Re: [PATCH -V2 2/2] autonuma: Migrate on fault among multiple bound nodes

From: Huang, Ying
Date: Fri Nov 06 2020 - 02:29:13 EST


Mel Gorman <mgorman@xxxxxxx> writes:

> On Wed, Nov 04, 2020 at 01:36:58PM +0800, Huang, Ying wrote:
>> But from another point of view, I suggest to remove the constraints of
>> MPOL_F_MOF in the future. If the overhead of AutoNUMA isn't acceptable,
>> why not just disable AutoNUMA globally via sysctl knob?
>>
>
> Because it's a double edged sword. NUMA Balancing can make a workload
> faster while still incurring more overhead than it should -- particularly
> when threads are involved rescanning the same or unrelated regions.
> Global disabling only really should happen when an application is running
> that is the only application on the machine and has full NUMA awareness.

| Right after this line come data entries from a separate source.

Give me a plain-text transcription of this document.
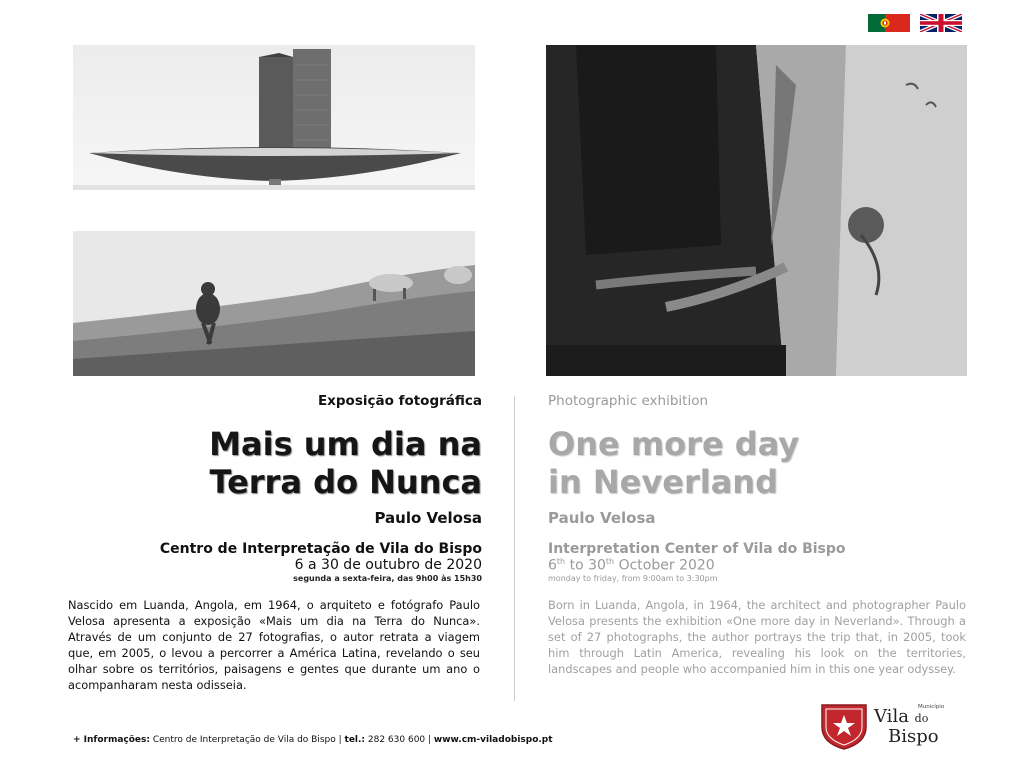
Exposição fotográfica
Mais um dia na
Terra do Nunca
Paulo Velosa
Centro de Interpretação de Vila do Bispo
6 a 30 de outubro de 2020
segunda a sexta-feira, das 9h00 às 15h30
Nascido em Luanda, Angola, em 1964, o arquiteto e fotógrafo Paulo Velosa apresenta a exposição «Mais um dia na Terra do Nunca». Através de um conjunto de 27 fotografias, o autor retrata a viagem que, em 2005, o levou a percorrer a América Latina, revelando o seu olhar sobre os territórios, paisagens e gentes que durante um ano o acompanharam nesta odisseia.
Photographic exhibition
One more day
in Neverland
Paulo Velosa
Interpretation Center of Vila do Bispo
6th to 30th October 2020
monday to friday, from 9:00am to 3:30pm
Born in Luanda, Angola, in 1964, the architect and photographer Paulo Velosa presents the exhibition «One more day in Neverland». Through a set of 27 photographs, the author portrays the trip that, in 2005, took him through Latin America, revealing his look on the territories, landscapes and people who accompanied him in this one year odyssey.
+ Informações: Centro de Interpretação de Vila do Bispo | tel.: 282 630 600 | www.cm-viladobispo.pt
Município
Vila do
Bispo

Got it. So NUMA Balancing may in generally benefit some workloads but
hurt some other workloads on one machine. So we need a method to
enable/disable NUMA Balancing for one workload. Previously, this is
done via the explicit NUMA policy. If some explicit NUMA policy is
specified, NUMA Balancing is disabled for the memory region or the
thread. And this can be reverted again for a memory region via
MPOL_MF_LAZY. It appears that we lacks MPOL_MF_LAZY for the thread yet.

>> > It might still end up being better but I was not aware of a
>> > *realistic* workload that binds to multiple nodes
>> > deliberately. Generally I expect if an application is binding, it's
>> > binding to one local node.
>>
>> Yes. It's not popular configuration for now. But for the memory
>> tiering system with both DRAM and PMEM, the DRAM and PMEM in one socket
>> will become 2 NUMA nodes. To avoid too much cross-socket memory
>> accessing, but take advantage of both the DRAM and PMEM, the workload
>> can be bound to 2 NUMA nodes (DRAM and PMEM).
>>
>
> Ok, that may lead to unpredictable performance as it'll have variable
> performance with limited control of the "important" applications that
> should use DRAM over PMEM. That's a long road but the step is not
> incompatible with the long-term goal.

Yes. Ben Widawsky is working on a patchset to make it possible to
prefer the remote DRAM instead of the local PMEM as follows,

https://lore.kernel.org/linux-mm/20200630212517.308045-1-ben.widawsky@xxxxxxxxx/

Best Regards,
Huang, Ying